All of this adds up to fewer students buying MacBooks.

If the survey is an accurate reflection of students' buying habits, then Apple better take notice. Apple, of course, cannot afford to lose this customer segment-one that has helped bring Apple products into the next-generation workforce. Apple owes a large part of its success to its ability to court the student set with products such as the Macintosh, iPod and MacBook.

But Retrevo says students are now looking for cheap laptops in tough economic times. Only 18 percent of respondents, for instance, have a laptop budget of more than $US1,000. The majority of respondents plan on spending less than $US750.

That's why the cheap netbook has become popular in a short amount of time. Most netbooks cost less than $US500, with some as low as $US170. Low-end PC laptops cost just a little more. Apple laptops, on the other hand, start at $US949.

Apple has said time and again that it won't enter the netbook market. Earlier this summer COO Tim Cook said in an earnings call, "at this point, we don't see the way to build a great product for this $US399, $US499, this kind of price point unit."

Yet Apple won't give up the student market without a fight. Industry analysts speculate that a mysterious Apple tablet with the 10-inch touchscreen, rumored to hit the market as early as this fall, will fill the void. It'll likely have an e-reader component aimed at the biggest reading population of all, students.

Grad students at University of California, Berkeley, have been filling the halls of the campus for the past two weeks, many of them carrying full-featured PC laptops, says Yau-Man Chan, CTO of the chemistry department at UC Berkeley. However, this isn't unusual since grad students in sciences require intense computational power for some key PC applications like ChemDraw, Mathcad and Mathematica.

It's the undergrads that have been MacBook aficionados, says Chan. Chan and other IT professionals at colleges and universities have borne witness to a rise in Macs on campus over the last few years. Indeed, Mac OS X installed user base has tripled in the last two years.

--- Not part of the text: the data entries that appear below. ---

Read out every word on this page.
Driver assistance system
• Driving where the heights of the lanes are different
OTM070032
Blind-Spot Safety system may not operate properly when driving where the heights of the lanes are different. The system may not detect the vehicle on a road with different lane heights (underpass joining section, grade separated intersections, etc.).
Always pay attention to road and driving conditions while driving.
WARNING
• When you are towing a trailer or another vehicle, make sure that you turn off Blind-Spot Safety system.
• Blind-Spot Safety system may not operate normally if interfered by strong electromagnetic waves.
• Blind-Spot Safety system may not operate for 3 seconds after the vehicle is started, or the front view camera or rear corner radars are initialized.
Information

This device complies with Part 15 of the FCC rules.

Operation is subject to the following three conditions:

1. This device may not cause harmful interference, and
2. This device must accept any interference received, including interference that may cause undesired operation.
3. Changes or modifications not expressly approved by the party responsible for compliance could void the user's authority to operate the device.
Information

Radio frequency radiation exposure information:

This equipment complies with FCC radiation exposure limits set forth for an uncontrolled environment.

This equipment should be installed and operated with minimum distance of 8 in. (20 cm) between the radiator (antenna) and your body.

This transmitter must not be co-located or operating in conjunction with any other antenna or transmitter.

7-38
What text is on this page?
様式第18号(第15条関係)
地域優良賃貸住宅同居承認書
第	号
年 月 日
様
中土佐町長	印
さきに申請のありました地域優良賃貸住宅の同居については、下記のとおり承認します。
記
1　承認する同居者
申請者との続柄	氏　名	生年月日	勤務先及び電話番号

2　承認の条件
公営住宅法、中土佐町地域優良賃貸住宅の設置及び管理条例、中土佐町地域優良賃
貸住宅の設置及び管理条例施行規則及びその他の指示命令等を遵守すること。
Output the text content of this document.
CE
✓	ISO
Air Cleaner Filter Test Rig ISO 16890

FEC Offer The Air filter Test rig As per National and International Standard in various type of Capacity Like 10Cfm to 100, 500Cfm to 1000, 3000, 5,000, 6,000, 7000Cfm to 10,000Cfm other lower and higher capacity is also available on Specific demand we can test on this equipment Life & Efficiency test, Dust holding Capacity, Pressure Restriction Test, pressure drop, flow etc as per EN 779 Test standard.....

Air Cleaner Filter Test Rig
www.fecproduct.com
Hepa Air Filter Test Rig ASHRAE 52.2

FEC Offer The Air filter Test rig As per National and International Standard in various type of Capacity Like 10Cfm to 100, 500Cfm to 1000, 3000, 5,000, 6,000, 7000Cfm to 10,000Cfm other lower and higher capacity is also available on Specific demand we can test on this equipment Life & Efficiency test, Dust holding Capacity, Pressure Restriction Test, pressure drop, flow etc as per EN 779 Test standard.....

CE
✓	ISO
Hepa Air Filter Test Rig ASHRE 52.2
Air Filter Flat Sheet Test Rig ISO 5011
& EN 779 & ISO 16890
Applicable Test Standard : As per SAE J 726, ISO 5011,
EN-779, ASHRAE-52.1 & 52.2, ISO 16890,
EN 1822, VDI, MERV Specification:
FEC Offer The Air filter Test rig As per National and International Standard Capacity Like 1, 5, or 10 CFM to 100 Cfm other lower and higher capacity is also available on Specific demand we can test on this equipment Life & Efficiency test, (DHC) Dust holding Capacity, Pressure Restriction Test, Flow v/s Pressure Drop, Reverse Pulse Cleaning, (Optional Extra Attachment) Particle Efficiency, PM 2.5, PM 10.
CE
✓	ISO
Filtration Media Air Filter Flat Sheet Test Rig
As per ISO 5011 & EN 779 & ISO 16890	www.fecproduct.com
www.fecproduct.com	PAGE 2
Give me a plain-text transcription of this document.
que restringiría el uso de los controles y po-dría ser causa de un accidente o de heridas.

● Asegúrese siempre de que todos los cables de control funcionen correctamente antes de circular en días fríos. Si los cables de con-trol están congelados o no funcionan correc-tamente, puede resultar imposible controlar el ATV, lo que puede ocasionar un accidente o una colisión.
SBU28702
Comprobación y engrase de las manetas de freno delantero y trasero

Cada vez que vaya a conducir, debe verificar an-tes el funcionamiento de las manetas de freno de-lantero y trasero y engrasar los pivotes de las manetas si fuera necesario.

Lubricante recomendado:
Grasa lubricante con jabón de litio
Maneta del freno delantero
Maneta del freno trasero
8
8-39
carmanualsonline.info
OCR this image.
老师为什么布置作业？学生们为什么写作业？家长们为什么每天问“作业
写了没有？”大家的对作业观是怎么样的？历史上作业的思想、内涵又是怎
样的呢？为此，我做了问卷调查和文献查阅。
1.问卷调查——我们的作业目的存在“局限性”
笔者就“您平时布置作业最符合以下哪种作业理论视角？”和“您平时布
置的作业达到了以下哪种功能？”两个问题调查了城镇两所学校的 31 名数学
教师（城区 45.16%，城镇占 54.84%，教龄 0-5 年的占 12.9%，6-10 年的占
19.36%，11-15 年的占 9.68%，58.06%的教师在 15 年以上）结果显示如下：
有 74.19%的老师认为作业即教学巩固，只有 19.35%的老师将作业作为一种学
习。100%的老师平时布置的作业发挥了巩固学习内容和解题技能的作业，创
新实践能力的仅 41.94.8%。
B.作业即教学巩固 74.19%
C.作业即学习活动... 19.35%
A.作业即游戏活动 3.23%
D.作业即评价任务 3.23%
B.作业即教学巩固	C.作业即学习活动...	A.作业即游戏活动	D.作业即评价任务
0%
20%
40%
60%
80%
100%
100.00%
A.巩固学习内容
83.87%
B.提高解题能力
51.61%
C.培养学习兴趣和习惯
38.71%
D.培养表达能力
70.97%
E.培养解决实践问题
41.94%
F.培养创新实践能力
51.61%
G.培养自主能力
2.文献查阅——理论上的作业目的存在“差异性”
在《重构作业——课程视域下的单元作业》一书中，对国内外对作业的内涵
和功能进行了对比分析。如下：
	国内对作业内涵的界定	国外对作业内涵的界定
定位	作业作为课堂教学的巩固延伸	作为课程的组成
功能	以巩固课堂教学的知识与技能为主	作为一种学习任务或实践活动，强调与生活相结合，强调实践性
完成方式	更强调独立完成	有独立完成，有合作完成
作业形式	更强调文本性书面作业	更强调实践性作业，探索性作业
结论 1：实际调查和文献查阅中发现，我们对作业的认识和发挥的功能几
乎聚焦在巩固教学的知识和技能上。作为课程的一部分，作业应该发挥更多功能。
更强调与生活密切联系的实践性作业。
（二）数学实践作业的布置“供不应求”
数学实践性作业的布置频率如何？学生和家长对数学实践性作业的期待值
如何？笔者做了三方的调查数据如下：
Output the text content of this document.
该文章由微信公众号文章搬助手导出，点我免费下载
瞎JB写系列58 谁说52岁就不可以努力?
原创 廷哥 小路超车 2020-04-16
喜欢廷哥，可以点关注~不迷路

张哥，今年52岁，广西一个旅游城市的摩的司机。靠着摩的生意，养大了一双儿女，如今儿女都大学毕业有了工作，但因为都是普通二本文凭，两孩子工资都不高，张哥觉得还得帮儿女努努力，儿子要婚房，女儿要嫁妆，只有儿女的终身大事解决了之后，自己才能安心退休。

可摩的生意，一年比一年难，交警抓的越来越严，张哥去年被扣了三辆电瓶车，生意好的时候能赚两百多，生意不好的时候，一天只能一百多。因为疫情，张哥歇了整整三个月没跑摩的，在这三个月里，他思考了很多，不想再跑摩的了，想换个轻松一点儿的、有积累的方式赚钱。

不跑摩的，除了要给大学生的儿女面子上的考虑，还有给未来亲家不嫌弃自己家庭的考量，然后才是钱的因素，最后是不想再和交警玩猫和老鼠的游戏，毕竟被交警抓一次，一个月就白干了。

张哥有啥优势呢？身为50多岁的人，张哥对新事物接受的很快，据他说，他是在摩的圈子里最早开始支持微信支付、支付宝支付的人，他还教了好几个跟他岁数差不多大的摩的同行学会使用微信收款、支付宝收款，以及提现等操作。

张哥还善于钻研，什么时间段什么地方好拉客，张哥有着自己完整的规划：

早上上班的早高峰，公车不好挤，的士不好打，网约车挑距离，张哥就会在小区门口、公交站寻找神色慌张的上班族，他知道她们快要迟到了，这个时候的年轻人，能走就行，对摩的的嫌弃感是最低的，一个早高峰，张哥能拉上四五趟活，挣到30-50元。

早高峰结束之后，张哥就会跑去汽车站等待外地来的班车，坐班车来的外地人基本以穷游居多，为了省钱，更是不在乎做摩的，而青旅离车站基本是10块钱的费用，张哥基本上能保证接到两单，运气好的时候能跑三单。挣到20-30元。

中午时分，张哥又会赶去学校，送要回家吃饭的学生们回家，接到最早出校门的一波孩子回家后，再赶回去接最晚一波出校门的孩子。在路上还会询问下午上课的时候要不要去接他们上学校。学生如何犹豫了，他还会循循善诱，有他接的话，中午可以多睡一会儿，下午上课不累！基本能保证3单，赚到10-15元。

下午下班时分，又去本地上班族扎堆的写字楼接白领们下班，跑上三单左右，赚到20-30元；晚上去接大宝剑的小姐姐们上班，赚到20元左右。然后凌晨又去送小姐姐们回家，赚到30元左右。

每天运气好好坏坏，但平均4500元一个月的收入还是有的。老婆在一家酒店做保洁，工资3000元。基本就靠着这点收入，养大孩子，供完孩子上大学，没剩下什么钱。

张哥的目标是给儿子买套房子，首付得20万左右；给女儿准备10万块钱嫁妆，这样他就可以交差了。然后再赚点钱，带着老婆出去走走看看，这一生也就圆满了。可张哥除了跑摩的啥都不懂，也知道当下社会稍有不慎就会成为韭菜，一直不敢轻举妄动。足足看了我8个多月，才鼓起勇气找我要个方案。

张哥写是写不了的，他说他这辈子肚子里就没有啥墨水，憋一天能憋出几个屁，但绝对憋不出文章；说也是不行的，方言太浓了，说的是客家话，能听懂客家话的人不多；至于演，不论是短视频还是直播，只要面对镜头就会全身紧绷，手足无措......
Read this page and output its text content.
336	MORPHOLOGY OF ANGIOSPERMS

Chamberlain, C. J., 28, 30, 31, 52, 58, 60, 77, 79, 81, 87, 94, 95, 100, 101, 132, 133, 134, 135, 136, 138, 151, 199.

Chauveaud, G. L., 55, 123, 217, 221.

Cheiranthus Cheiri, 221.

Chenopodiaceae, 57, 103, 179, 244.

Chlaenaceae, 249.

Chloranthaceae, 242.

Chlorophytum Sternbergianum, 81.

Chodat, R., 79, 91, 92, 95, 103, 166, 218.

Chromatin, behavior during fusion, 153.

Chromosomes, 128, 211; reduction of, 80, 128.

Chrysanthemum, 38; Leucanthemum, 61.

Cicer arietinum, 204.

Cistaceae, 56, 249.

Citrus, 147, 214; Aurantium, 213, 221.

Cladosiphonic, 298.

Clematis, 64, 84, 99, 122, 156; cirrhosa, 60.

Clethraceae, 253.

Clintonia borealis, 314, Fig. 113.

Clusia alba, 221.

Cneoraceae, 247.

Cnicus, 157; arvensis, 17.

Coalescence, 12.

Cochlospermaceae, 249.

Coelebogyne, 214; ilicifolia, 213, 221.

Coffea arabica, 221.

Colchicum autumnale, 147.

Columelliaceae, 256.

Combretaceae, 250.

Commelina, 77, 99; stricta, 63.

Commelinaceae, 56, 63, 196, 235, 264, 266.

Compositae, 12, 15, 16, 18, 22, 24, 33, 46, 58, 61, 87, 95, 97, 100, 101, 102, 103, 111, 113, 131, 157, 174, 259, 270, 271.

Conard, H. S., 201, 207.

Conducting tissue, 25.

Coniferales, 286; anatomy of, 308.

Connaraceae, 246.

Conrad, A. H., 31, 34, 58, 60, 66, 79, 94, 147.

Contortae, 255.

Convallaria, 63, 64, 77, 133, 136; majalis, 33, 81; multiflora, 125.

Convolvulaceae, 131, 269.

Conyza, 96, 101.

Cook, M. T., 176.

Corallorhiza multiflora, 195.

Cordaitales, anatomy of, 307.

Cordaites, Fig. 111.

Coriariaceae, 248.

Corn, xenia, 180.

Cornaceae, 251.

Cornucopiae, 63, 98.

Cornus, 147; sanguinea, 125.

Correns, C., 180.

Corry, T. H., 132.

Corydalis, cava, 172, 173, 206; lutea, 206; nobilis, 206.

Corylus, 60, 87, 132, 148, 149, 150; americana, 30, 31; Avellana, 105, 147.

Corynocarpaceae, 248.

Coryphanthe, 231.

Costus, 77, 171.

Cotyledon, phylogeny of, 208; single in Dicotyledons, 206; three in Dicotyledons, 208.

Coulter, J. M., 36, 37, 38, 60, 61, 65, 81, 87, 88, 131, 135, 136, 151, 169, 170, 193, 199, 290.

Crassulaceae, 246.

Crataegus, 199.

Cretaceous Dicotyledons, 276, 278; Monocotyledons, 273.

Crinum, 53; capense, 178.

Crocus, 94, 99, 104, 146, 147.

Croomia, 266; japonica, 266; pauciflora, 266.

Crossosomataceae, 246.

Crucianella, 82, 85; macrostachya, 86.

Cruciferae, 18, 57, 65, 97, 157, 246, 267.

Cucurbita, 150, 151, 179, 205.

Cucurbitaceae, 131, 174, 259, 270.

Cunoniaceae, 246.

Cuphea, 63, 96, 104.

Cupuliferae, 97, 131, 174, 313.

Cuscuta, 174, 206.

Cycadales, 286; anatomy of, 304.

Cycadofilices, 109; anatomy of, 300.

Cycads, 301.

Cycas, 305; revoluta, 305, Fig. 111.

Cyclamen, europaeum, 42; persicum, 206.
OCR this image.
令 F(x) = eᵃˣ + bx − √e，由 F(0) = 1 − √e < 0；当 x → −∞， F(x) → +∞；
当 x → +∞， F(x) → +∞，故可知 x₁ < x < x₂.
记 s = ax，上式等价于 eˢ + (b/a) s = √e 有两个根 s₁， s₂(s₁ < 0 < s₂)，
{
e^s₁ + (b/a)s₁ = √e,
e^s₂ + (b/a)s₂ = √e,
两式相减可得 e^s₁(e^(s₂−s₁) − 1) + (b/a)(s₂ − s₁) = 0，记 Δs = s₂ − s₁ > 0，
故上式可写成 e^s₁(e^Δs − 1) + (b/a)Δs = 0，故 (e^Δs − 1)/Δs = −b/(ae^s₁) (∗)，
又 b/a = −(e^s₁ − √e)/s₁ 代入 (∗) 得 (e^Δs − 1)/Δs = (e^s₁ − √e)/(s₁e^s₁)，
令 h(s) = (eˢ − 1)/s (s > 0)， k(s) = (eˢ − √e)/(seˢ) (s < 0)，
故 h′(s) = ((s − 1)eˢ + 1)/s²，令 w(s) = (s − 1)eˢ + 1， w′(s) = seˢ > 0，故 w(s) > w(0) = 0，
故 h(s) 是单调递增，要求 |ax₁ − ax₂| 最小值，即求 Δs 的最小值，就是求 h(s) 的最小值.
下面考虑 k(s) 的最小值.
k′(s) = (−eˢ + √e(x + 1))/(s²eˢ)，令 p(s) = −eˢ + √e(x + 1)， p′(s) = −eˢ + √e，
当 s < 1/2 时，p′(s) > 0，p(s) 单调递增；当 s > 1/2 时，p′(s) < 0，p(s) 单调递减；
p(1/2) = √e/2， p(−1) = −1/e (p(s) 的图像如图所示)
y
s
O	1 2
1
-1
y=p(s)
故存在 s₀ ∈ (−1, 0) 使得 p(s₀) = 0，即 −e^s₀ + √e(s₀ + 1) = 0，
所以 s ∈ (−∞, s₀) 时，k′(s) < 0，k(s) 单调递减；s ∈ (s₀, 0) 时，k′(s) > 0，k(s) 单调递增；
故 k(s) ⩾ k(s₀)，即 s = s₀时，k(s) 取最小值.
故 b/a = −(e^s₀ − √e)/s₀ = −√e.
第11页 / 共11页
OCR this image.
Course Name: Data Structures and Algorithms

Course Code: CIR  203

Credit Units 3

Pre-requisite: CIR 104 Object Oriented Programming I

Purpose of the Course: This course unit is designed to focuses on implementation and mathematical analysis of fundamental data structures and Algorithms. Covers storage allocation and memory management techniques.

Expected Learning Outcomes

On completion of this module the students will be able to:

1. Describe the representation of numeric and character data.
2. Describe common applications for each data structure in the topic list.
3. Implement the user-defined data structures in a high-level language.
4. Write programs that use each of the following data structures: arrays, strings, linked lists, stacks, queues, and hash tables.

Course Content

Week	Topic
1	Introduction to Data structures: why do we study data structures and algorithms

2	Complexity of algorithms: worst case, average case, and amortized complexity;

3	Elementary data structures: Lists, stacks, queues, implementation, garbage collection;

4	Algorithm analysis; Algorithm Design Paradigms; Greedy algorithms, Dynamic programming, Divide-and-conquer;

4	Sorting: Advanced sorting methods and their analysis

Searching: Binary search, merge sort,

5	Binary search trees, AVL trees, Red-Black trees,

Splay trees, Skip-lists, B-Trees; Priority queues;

Yet Chan has seen signs that support Retrevo's survey, as undergrads make their way to the UC Berkeley campus this week. "I was at the recreational sports facility (on campus) yesterday all afternoon ... and most of the undergrads were using small netbooks," Chan says. "The few non-netbooks were 13-inch MacBooks, but netbooks outnumbered other laptops by far. I'd say there's definitely a trend."